Wir arbeiten, um unser Leben zu finanzieren – Essen, Miete, Krankenversicherung, Kleidung, Urlaube. Das sollte ja eigentlich reichen, um uns jeden Tag zu motivieren, zur Arbeit zu gehen. Ist es aber nicht, sagt der Wirtschaftspsychologe Theo Wehner. Status, Anerkennung, Wertschätzung, das bekommen wir zwar oft auch von Freunden oder vom Partner. "Aber wir erhalten sehr viel davon durch das, was wir tun, und zwar durch das tätig sein durch die Arbeit." Und das ist wichtiger als das Geld.

Nicht Geld allein sorgt für Zufriedenheit

Eine US-Studie habe herausgefunden, dass mehr Anerkennung auch mehr Arbeitszufriedenheit stifte. Mehr Geld tue das nicht immer, so Theo Wehner. "Und gerade mit dem Geld gibt es eine Grenze. Mit der Anerkennung so gut wie nicht." Das heißt, immer mehr Geld führt nicht dazu, dass wir immer motivierter sind im Job. Je mehr Anerkennung wir durch die Arbeit erfahren, desto motivierter sind wir auch.

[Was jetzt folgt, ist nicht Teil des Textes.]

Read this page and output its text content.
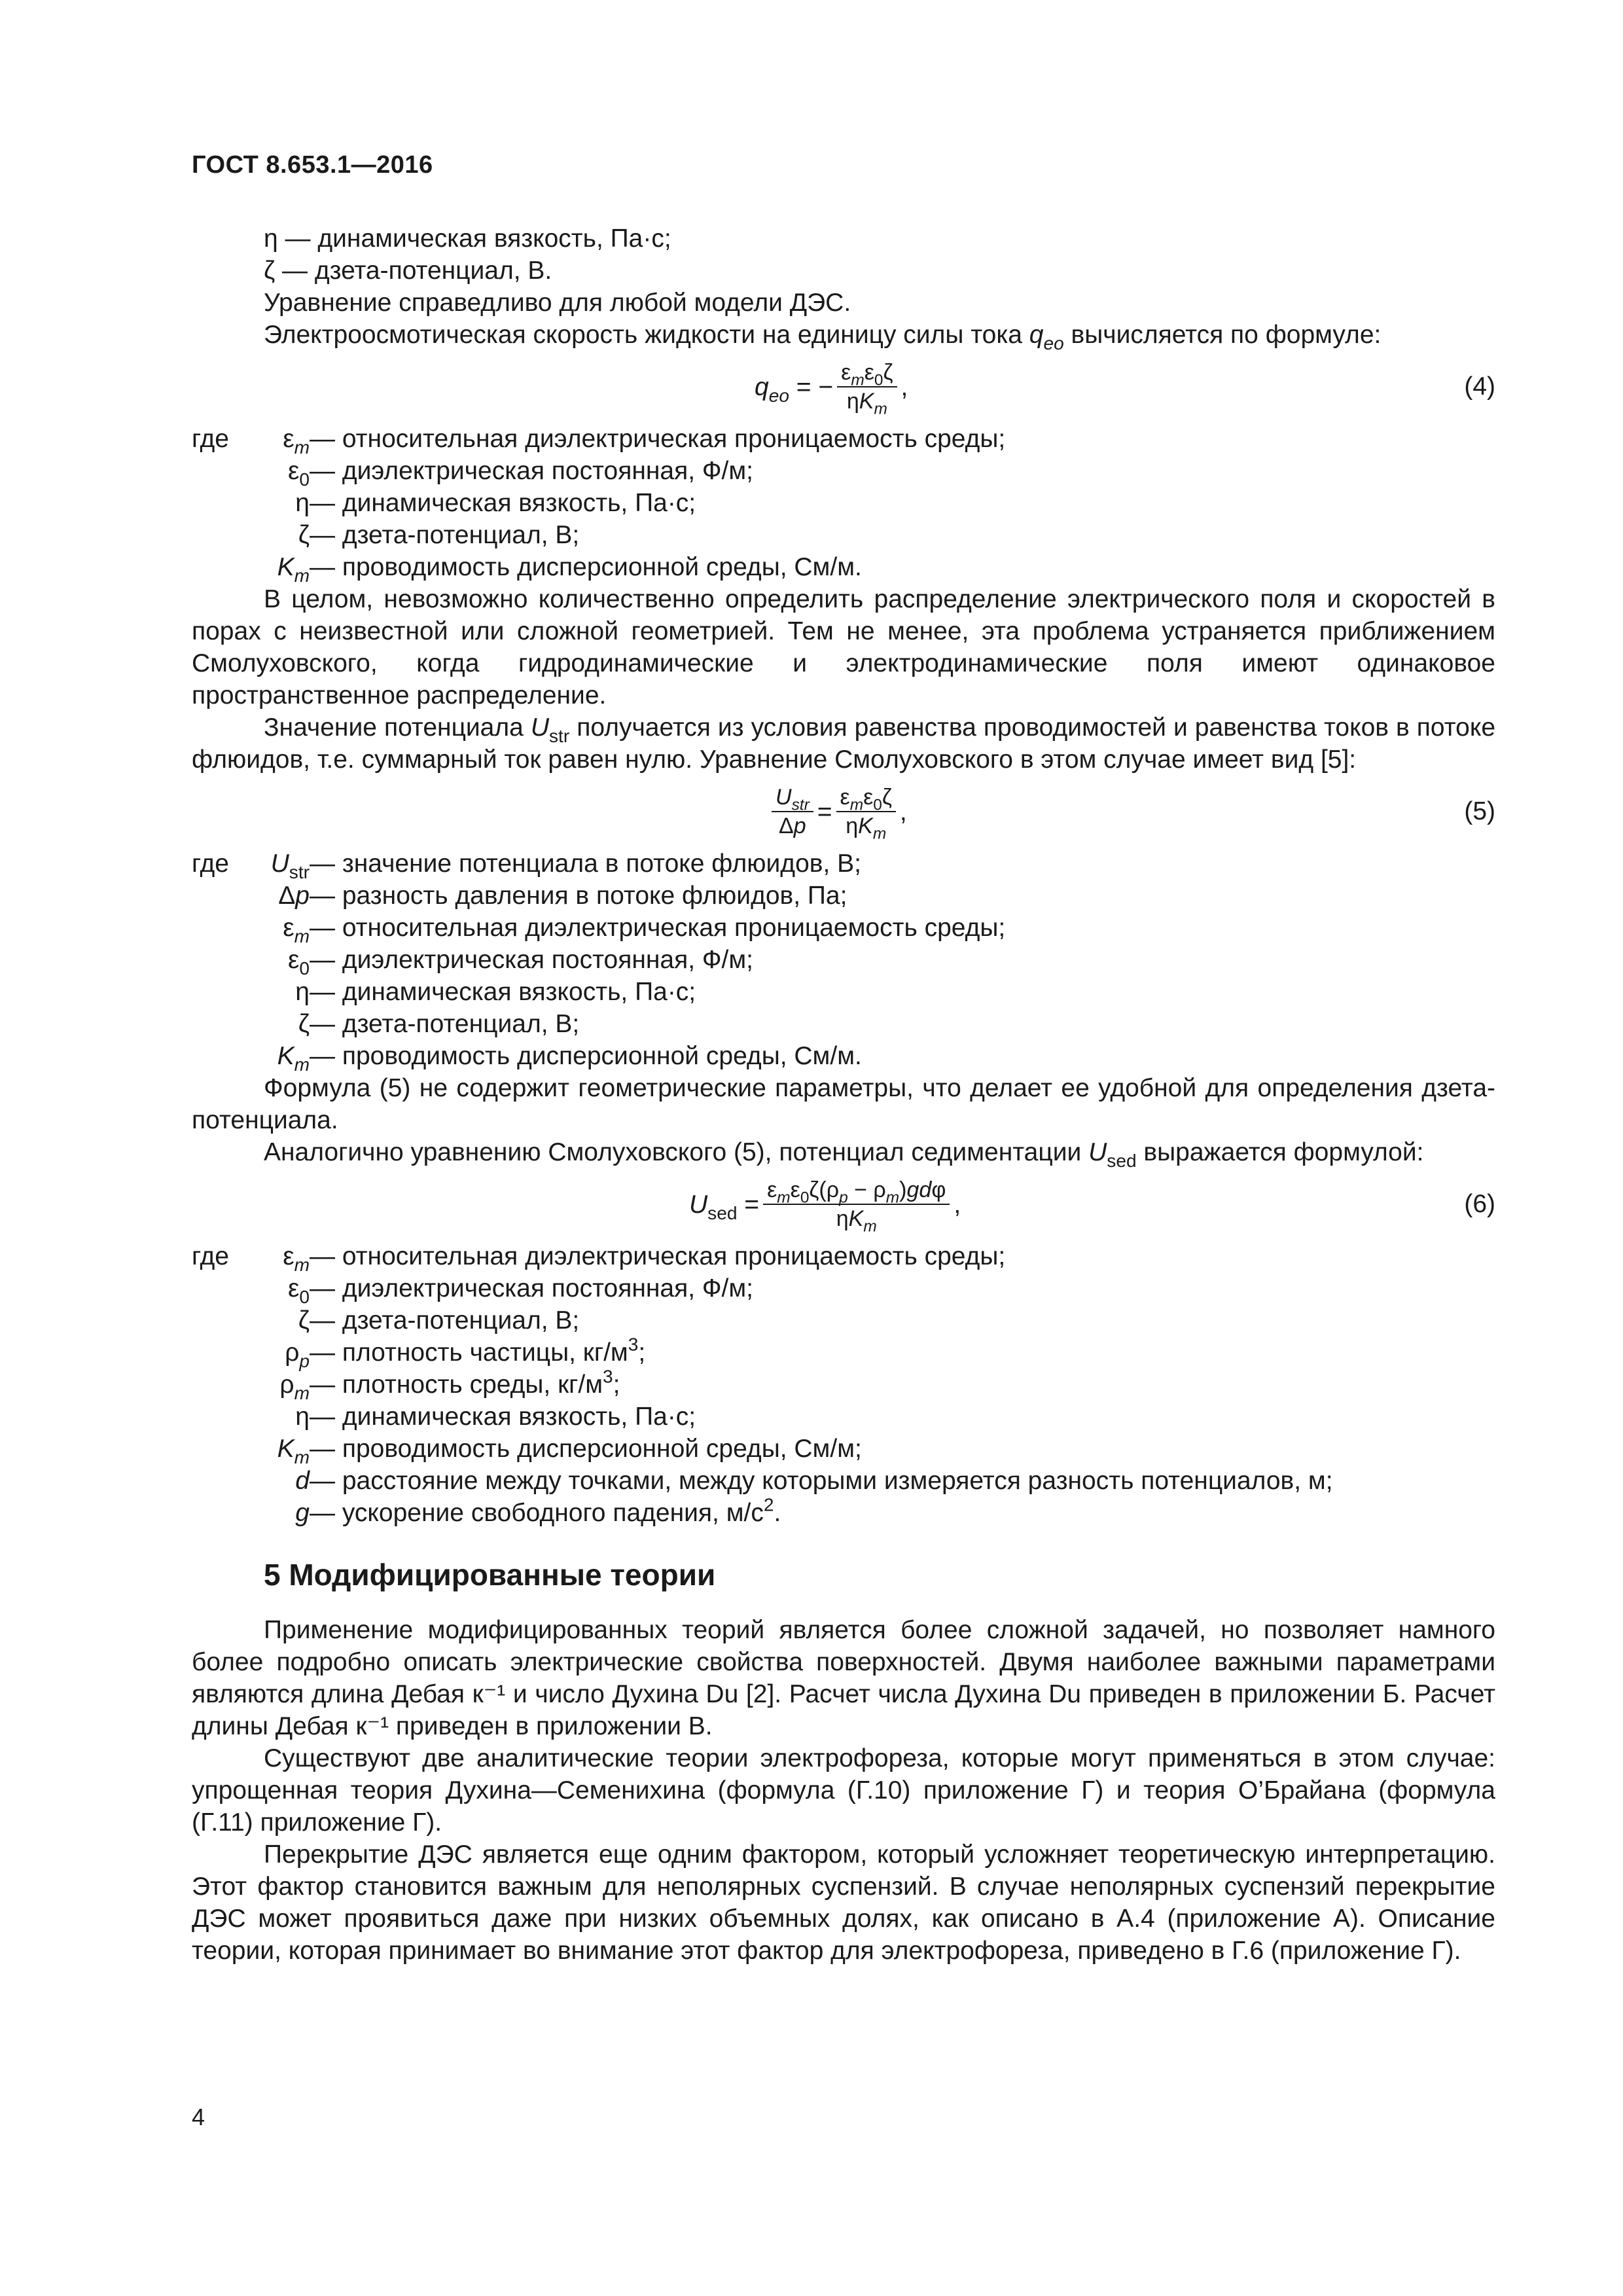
ГОСТ 8.653.1—2016
η — динамическая вязкость, Па·с;
ζ — дзета-потенциал, В.

Уравнение справедливо для любой модели ДЭС.

Электроосмотическая скорость жидкости на единицу силы тока $q_{eo}$ вычисляется по формуле:

$q_{eo}$ = − $\frac{\varepsilon_m\varepsilon_0\zeta}{\eta K_m}$ ,	(4)
где $\varepsilon_m$ — относительная диэлектрическая проницаемость среды;
$\varepsilon_0$ — диэлектрическая постоянная, Ф/м;
η — динамическая вязкость, Па·с;
ζ — дзета-потенциал, В;
$K_m$ — проводимость дисперсионной среды, См/м.

В целом, невозможно количественно определить распределение электрического поля и скоростей в порах с неизвестной или сложной геометрией. Тем не менее, эта проблема устраняется приближением Смолуховского, когда гидродинамические и электродинамические поля имеют одинаковое пространственное распределение.

Значение потенциала $U_{str}$ получается из условия равенства проводимостей и равенства токов в потоке флюидов, т.е. суммарный ток равен нулю. Уравнение Смолуховского в этом случае имеет вид [5]:

$\frac{U_{str}}{\Delta p} = \frac{\varepsilon_m\varepsilon_0\zeta}{\eta K_m}$ ,	(5)
где $U_{str}$ — значение потенциала в потоке флюидов, В;
Δp — разность давления в потоке флюидов, Па;
$\varepsilon_m$ — относительная диэлектрическая проницаемость среды;
$\varepsilon_0$ — диэлектрическая постоянная, Ф/м;
η — динамическая вязкость, Па·с;
ζ — дзета-потенциал, В;
$K_m$ — проводимость дисперсионной среды, См/м.

Формула (5) не содержит геометрические параметры, что делает ее удобной для определения дзета-потенциала.

Аналогично уравнению Смолуховского (5), потенциал седиментации $U_{sed}$ выражается формулой:

$U_{sed} = \frac{\varepsilon_m\varepsilon_0\zeta(\rho_p - \rho_m)gd\varphi}{\eta K_m}$ ,	(6)
где $\varepsilon_m$ — относительная диэлектрическая проницаемость среды;
$\varepsilon_0$ — диэлектрическая постоянная, Ф/м;
ζ — дзета-потенциал, В;
$\rho_p$ — плотность частицы, $кг/м^3$;
$\rho_m$ — плотность среды, $кг/м^3$;
η — динамическая вязкость, Па·с;
$K_m$ — проводимость дисперсионной среды, См/м;
d — расстояние между точками, между которыми измеряется разность потенциалов, м;
g — ускорение свободного падения, $м/с^2$.
5 Модифицированные теории

Применение модифицированных теорий является более сложной задачей, но позволяет намного более подробно описать электрические свойства поверхностей. Двумя наиболее важными параметрами являются длина Дебая к⁻¹ и число Духина Du [2]. Расчет числа Духина Du приведен в приложении Б. Расчет длины Дебая к⁻¹ приведен в приложении В.

Существуют две аналитические теории электрофореза, которые могут применяться в этом случае: упрощенная теория Духина—Семенихина (формула (Г.10) приложение Г) и теория О’Брайана (формула (Г.11) приложение Г).

Перекрытие ДЭС является еще одним фактором, который усложняет теоретическую интерпретацию. Этот фактор становится важным для неполярных суспензий. В случае неполярных суспензий перекрытие ДЭС может проявиться даже при низких объемных долях, как описано в А.4 (приложение А). Описание теории, которая принимает во внимание этот фактор для электрофореза, приведено в Г.6 (приложение Г).

4
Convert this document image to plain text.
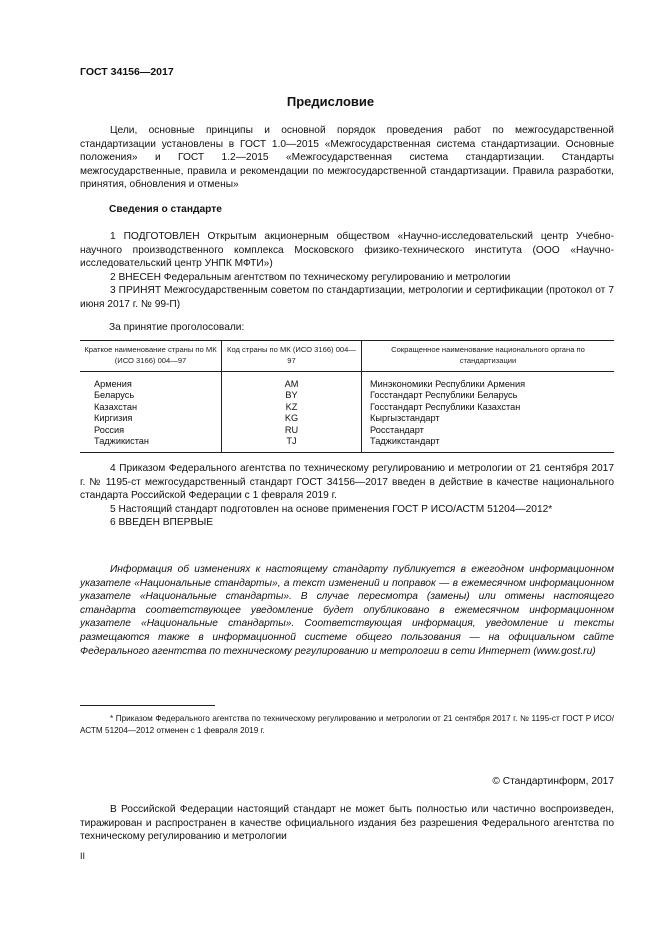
ГОСТ 34156—2017
Предисловие

Цели, основные принципы и основной порядок проведения работ по межгосударственной стандартизации установлены в ГОСТ 1.0—2015 «Межгосударственная система стандартизации. Основные положения» и ГОСТ 1.2—2015 «Межгосударственная система стандартизации. Стандарты межгосударственные, правила и рекомендации по межгосударственной стандартизации. Правила разработки, принятия, обновления и отмены»

Сведения о стандарте

1 ПОДГОТОВЛЕН Открытым акционерным обществом «Научно-исследовательский центр Учебно-научного производственного комплекса Московского физико-технического института (ООО «Научно-исследовательский центр УНПК МФТИ»)

2 ВНЕСЕН Федеральным агентством по техническому регулированию и метрологии

3 ПРИНЯТ Межгосударственным советом по стандартизации, метрологии и сертификации (протокол от 7 июня 2017 г. № 99-П)

За принятие проголосовали:
Краткое наименование страны по МК (ИСО 3166) 004—97	Код страны по МК (ИСО 3166) 004—97	Сокращенное наименование национального органа по стандартизации
Армения	AM	Минэкономики Республики Армения
Беларусь	BY	Госстандарт Республики Беларусь
Казахстан	KZ	Госстандарт Республики Казахстан
Киргизия	KG	Кыргызстандарт
Россия	RU	Росстандарт
Таджикистан	TJ	Таджикстандарт

4 Приказом Федерального агентства по техническому регулированию и метрологии от 21 сентября 2017 г. № 1195-ст межгосударственный стандарт ГОСТ 34156—2017 введен в действие в качестве национального стандарта Российской Федерации с 1 февраля 2019 г.

5 Настоящий стандарт подготовлен на основе применения ГОСТ Р ИСО/АСТМ 51204—2012*

6 ВВЕДЕН ВПЕРВЫЕ

Информация об изменениях к настоящему стандарту публикуется в ежегодном информационном указателе «Национальные стандарты», а текст изменений и поправок — в ежемесячном информационном указателе «Национальные стандарты». В случае пересмотра (замены) или отмены настоящего стандарта соответствующее уведомление будет опубликовано в ежемесячном информационном указателе «Национальные стандарты». Соответствующая информация, уведомление и тексты размещаются также в информационной системе общего пользования — на официальном сайте Федерального агентства по техническому регулированию и метрологии в сети Интернет (www.gost.ru)

* Приказом Федерального агентства по техническому регулированию и метрологии от 21 сентября 2017 г. № 1195-ст ГОСТ Р ИСО/АСТМ 51204—2012 отменен с 1 февраля 2019 г.

© Стандартинформ, 2017

В Российской Федерации настоящий стандарт не может быть полностью или частично воспроизведен, тиражирован и распространен в качестве официального издания без разрешения Федерального агентства по техническому регулированию и метрологии

II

"Ganz deutlich demotivierend ist eben nicht nur fehlende Anerkennung, sondern demotivierend sind Konflikte zwischen Kollegen, aber auch zwischen Vorgesetzten."

Fehlende Anerkennung sorge dafür, dass wir eher demotiviert zur Arbeit gehen. Und Chefs seien häufig nicht gerade gut darin, ihre Mitarbeiter anerkennend zu motivieren, sagt Theo Wehner. Häufig schaffen sie es gerade so, ihre Mitarbeiter nicht zu demotivieren.

Dass wir viel Anerkennung durch die Arbeit brauchen, findet Theo Wehner nicht problematisch. Start-Ups, die ihre Mitarbeiter mit Hängematten, teuren Kaffeemaschinen, Kickertisch locken wollen, können durchaus motivieren, findet Theo Wehner. Vorgesetzte müssen eben zusammen mit ihren Mitarbeitern herausfinden, was gut tue.

"Partizipation nennen wir das und die gehört genauso an den Arbeitsplatz, wie sie an den Küchentisch gehört, genauso wie sie in die Gesellschaft gehört."
Theo Wehner, Wirtschaftspsychologe

Indem wir darüber nachdenken, was wir den ganzen Tag tun und für wen das nützlich ist, können wir uns selbst motivieren, meint Theo Wehner. Aus arbeitspsychologischer Sicht gebe es momentan viel Kritik an den aktuellen Arbeitsbedingungen: "Manche sind stupide, sind langweilig, sie haben keine Möglichkeiten zum sozialen Austausch."

"Wenn die Kollegialität, wenn der Umgang mit den Vorgesetzten, wenn der Ruf des Unternehmens gut ist, dann ist auch an einem Fließband Sinnerfüllung möglich."
Theo Wehner, Wirtschaftspsychologe

Selbstverwirklichung

Was uns neben der Anerkennung und dem Geld noch motiviere, sei der Sinn und die Selbstverwirklichung. Die im Job zu suchen, sei allerdings relativ neu. "Vor 30 Jahren hätte eigentlich nie jemand so deutlich von seiner Arbeit erwartet, dass sie auch Selbstverwirklichungsbeitrag haben möge." Theo Wehner sieht diese Entwicklung positiv. Mehr Selbstverwirklichung könne zur Humanisierung und zum sozialen Zusammenleben an Arbeitsplätzen sehr viel beitragen.